El hombre búho


Llegué a una casa de tapia donde vivía una anciana de nariz larga, rostro arrugado, ojos pequeños y vivaces. Tenía unos ochenta años. A pesar de la edad parecía muy lúcida. Al verme me dijo, como si ya me conociera, si había utilizado la flor del borrachero. Este árbol era usado por algunas comunidades indígenas para rituales de sanación. Con sus hojas hacían baños y riegos. Miré a la anciana y le dije que no.

Entré a la casa. Atravesé una sala llena de cosas antiguas. Al final crucé una puerta que llevaba a un patio con muchos árboles y flores. El patio debía medir unos doscientos metros cuadrados. La anciana me indicó que tomara una flor de uno de los borracheros. Luego echara un polvo blanco que había en una canasta. Cuando lo intenté un guacamayo me picó los dedos. Hice varios intentos y lo mismo. La anciana extrajo el polvo y lo echó en la flor sugiriéndome que uniera los extremos. Lo hice y nada sucedió. En cambio, la flor de ella empezó a expeler un humo fuerte que picaba en la nariz. Acto seguido la agitó y dijo lo siguiente:

“¡Borrachero que tu luz descienda y te proteja y te haga invisible a todo daño material o espiritual! ¡Desciende a lo más oculto de tu ser y encuentra la fuerza animal!”

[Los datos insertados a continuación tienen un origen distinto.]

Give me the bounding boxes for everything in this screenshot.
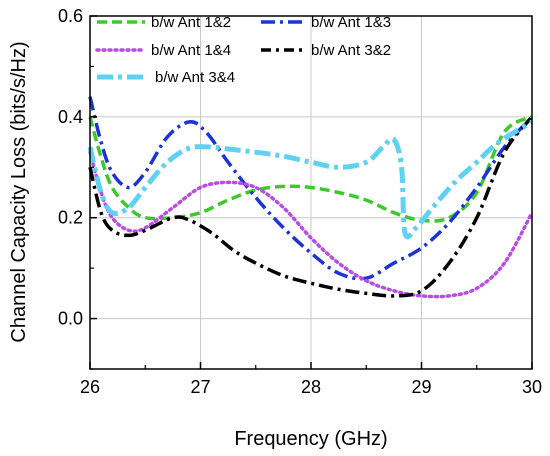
legend-label-3: b/w Ant 1&4 [151, 42, 231, 59]
x-tick-label: 26 [80, 377, 100, 397]
series-line-2 [88, 96, 534, 281]
x-tick-label: 27 [190, 377, 210, 397]
y-tick-label: 0.6 [58, 6, 83, 26]
legend: b/w Ant 1&2 b/w Ant 1&3 b/w Ant 1&4 b/w … [95, 14, 391, 86]
y-tick-label: 0.2 [58, 208, 83, 228]
series-line-1 [88, 115, 533, 223]
legend-label-1: b/w Ant 1&2 [151, 14, 231, 31]
x-tick-label: 30 [522, 377, 542, 397]
x-tick-label: 29 [411, 377, 431, 397]
x-axis-title: Frequency (GHz) [234, 428, 387, 450]
y-tick-label: 0.0 [58, 309, 83, 329]
legend-label-2: b/w Ant 1&3 [311, 14, 391, 31]
y-axis-title: Channel Capacity Loss (bits/s/Hz) [8, 41, 30, 342]
legend-label-5: b/w Ant 3&4 [155, 69, 235, 86]
legend-label-4: b/w Ant 3&2 [311, 42, 391, 59]
series-line-3 [88, 150, 534, 299]
series-line-4 [88, 115, 534, 298]
y-tick-label: 0.4 [58, 107, 83, 127]
x-tick-label: 28 [301, 377, 321, 397]
axis-ticks: 26 27 28 29 30 0.0 0.2 0.4 0.6 [58, 6, 542, 397]
series-lines [87, 96, 534, 299]
series-line-5 [87, 119, 534, 240]
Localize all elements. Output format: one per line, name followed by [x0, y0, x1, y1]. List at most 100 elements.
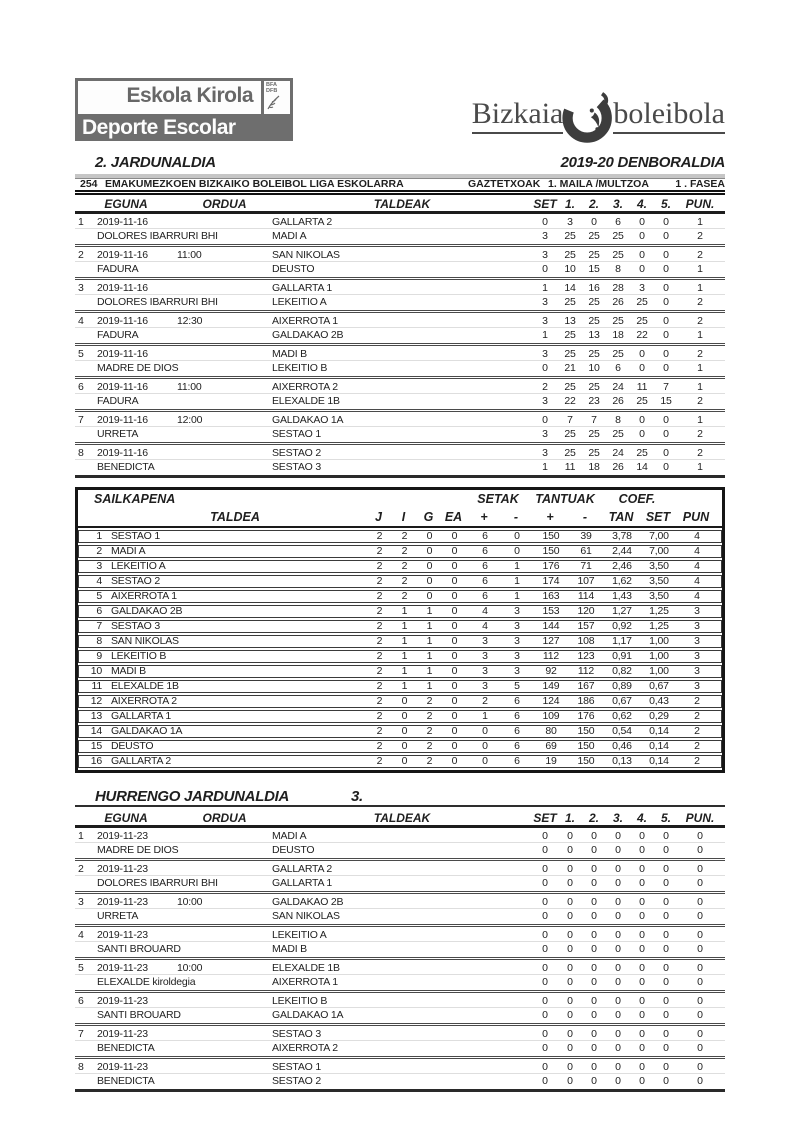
- away-set2: 18: [588, 461, 600, 473]
- home-set5: 0: [663, 414, 669, 426]
- sets-against: 3: [514, 650, 520, 662]
- home-set4: 25: [636, 447, 648, 459]
- away-set3: 26: [612, 296, 624, 308]
- home-set5: 7: [663, 381, 669, 393]
- away-set2: 0: [591, 844, 597, 856]
- drawn: 0: [451, 620, 458, 632]
- standings-row: 7 SESTAO 3 2 1 1 0 4 3 144 157 0,92 1,25…: [78, 620, 722, 633]
- home-set1: 0: [567, 863, 573, 875]
- league-category: GAZTETXOAK: [468, 178, 541, 190]
- drawn: 0: [451, 560, 458, 572]
- points-against: 150: [577, 755, 595, 767]
- home-set2: 0: [591, 962, 597, 974]
- home-set2: 0: [591, 863, 597, 875]
- set-coef: 0,43: [649, 695, 669, 707]
- league-points: 4: [694, 575, 700, 587]
- match-row: 7 2019-11-16 12:00 GALDAKAO 1A 0 7 7 8 0…: [75, 412, 725, 445]
- home-points: 0: [697, 830, 703, 842]
- match-venue: BENEDICTA: [97, 461, 155, 473]
- col-eguna: EGUNA: [104, 811, 148, 825]
- team-name: LEKEITIO A: [111, 560, 166, 572]
- league-points: 3: [694, 665, 700, 677]
- away-set2: 25: [588, 230, 600, 242]
- away-sets-won: 3: [542, 296, 548, 308]
- away-set3: 0: [615, 976, 621, 988]
- lost: 0: [426, 530, 433, 542]
- home-set2: 0: [591, 1061, 597, 1073]
- match-number: 6: [78, 381, 84, 393]
- lost: 2: [426, 695, 433, 707]
- home-set3: 28: [612, 282, 624, 294]
- away-sets-won: 3: [542, 230, 548, 242]
- col-taldea: TALDEA: [210, 510, 260, 524]
- away-points: 2: [697, 296, 703, 308]
- team-name: ELEXALDE 1B: [111, 680, 179, 692]
- tan-coef: 1,43: [612, 590, 632, 602]
- tan-coef: 0,46: [612, 740, 632, 752]
- bfa-dfb-badge: BFA DFB: [264, 81, 290, 114]
- match-number: 8: [78, 447, 84, 459]
- points-for: 163: [542, 590, 560, 602]
- home-set4: 0: [639, 414, 645, 426]
- points-for: 153: [542, 605, 560, 617]
- away-set3: 0: [615, 910, 621, 922]
- away-set5: 0: [663, 230, 669, 242]
- away-set2: 23: [588, 395, 600, 407]
- match-row: 5 2019-11-23 10:00 ELEXALDE 1B 0 0 0 0 0…: [75, 960, 725, 993]
- won: 0: [401, 755, 408, 767]
- points-against: 150: [577, 725, 595, 737]
- away-set3: 26: [612, 395, 624, 407]
- league-points: 2: [694, 725, 700, 737]
- sets-for: 3: [482, 635, 488, 647]
- away-set3: 25: [612, 230, 624, 242]
- away-set3: 0: [615, 877, 621, 889]
- won: 0: [401, 725, 408, 737]
- sets-against: 0: [514, 530, 520, 542]
- next-round-number: 3.: [351, 788, 363, 805]
- sets-for: 0: [482, 725, 488, 737]
- sets-against: 0: [514, 545, 520, 557]
- home-points: 2: [697, 447, 703, 459]
- away-points: 0: [697, 1009, 703, 1021]
- sets-against: 3: [514, 635, 520, 647]
- match-time: [177, 928, 272, 941]
- col-set4: 4.: [636, 811, 647, 825]
- away-set5: 0: [663, 943, 669, 955]
- match-time: [177, 1060, 272, 1073]
- match-date: 2019-11-16: [97, 282, 148, 294]
- league-points: 3: [694, 650, 700, 662]
- home-sets-won: 3: [542, 249, 548, 261]
- away-set3: 6: [615, 362, 621, 374]
- match-row: 6 2019-11-16 11:00 AIXERROTA 2 2 25 25 2…: [75, 379, 725, 412]
- played: 2: [376, 755, 383, 767]
- played: 2: [376, 680, 383, 692]
- home-points: 0: [697, 962, 703, 974]
- points-for: 150: [542, 530, 560, 542]
- sets-against: 6: [514, 710, 520, 722]
- standings-row: 11 ELEXALDE 1B 2 1 1 0 3 5 149 167 0,89 …: [78, 680, 722, 693]
- match-number: 2: [78, 249, 84, 261]
- away-sets-won: 0: [542, 1042, 548, 1054]
- drawn: 0: [451, 710, 458, 722]
- won: 2: [401, 590, 408, 602]
- col-eguna: EGUNA: [104, 197, 148, 211]
- match-date: 2019-11-23: [97, 929, 148, 941]
- away-team: ELEXALDE 1B: [272, 395, 340, 407]
- home-set3: 8: [615, 414, 621, 426]
- home-team: AIXERROTA 1: [272, 315, 338, 327]
- match-number: 1: [78, 830, 84, 842]
- match-venue: SANTI BROUARD: [97, 1009, 181, 1021]
- col-taldeak: TALDEAK: [373, 197, 431, 211]
- away-set4: 0: [639, 877, 645, 889]
- team-rank: 9: [96, 650, 102, 662]
- home-set1: 14: [564, 282, 576, 294]
- home-set4: 0: [639, 1061, 645, 1073]
- home-set1: 13: [564, 315, 576, 327]
- away-set2: 15: [588, 263, 600, 275]
- set-coef: 0,14: [649, 755, 669, 767]
- match-row: 8 2019-11-16 SESTAO 2 3 25 25 24 25 0 2: [75, 445, 725, 478]
- league-points: 2: [694, 740, 700, 752]
- group-header-tantuak: TANTUAK: [535, 492, 595, 506]
- away-points: 1: [697, 461, 703, 473]
- away-set2: 13: [588, 329, 600, 341]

La anciana me indicó que la acompañara hasta un extremo del patio donde había una reja de hierro y madera. Bajo la reja había un pozo al que no se le veía el fondo. De caer sería el fin. Me senté enfrente del agujero. La anciana silbó y a los segundos aparecieron dos ayudantes. Ambos eran jóvenes. El primero era un chico trigueño, cabello liso, ojos rasgados, sin camisa y con un collar de dientes de tigre colgado en el pecho. Él intentaba ayudarme. Ponía una de sus manos en mi espalda y la otra en el pecho para darme firmeza. Mientras tanto, el otro ayudante, una chica blanca, cabello castaño claro, encendía una vela en un altar con figuras religiosas y rezaba. La anciana me indicó que pusiera las manos con las palmas hacia arriba. Después debía respirar profundo y concentrarme en el animal que había dentro, en la fuerza que la naturaleza había depositado en mí.

Mi primera prueba era comunicarme con el espíritu del jaguar, según la anciana, el guardián del lugar. Respiré profundo y al cabo de unos minutos mi postura era otra. Estaba en flor de loto sin ayuda. Además, mis manos se agitaban en el aire como si sostuvieran una maraca invisible. En ese instante entré en trance y empecé a ulular. Era inevitable sentir el canto. Lo sorprendente era que la vista era otra. Podía ver con mucha claridad. Por encima de los muros que limitaban el patio de la casa observé los árboles de la montaña vecina. Veía en un tono azuloso. El patio también había cambiado sustancialmente. Los árboles movían sus ramas. Las flores, con sus colores, eran como bombillas en la oscuridad. Bajo los árboles de borrachero había un felino amarillo mirándome. El jaguar hizo un gesto de reproche. Alzó la cabeza y bostezó para luego llevarse una de sus patas a las orejas. Dejé de ulular y sentí retorcijones en el estómago. En ese momento apareció la anciana y empezó a fumarse un cigarrillo sin filtro. El humo me lo echó en el estómago. Las náuseas desaparecieron y volví, en frente de sus dos ayudantes, a ulular. La anciana sonrió y les dijo a sus ayudantes que se marcharan.

Los árboles, las flores y el patio volvieron a la normalidad. Eché un vistazo por encima de los muros y la montaña vecina era una remota sombra amorfa. Sonreí porque ya podía marcharme. La anciana me acompañó hasta la puerta. Pero esta vez ya no era tan anciana. Su rostro parecía más joven y su nariz más pequeña.

Caminé por un sendero custodiado de árboles. Miré los ramajes y de inmediato las manos empezaron agitarse con movimientos sincronizados y armoniosos. Los pies se levantaron de la tierra. Intenté decir algo, pero solo escuché un ruido agudo, como un ulular de búho.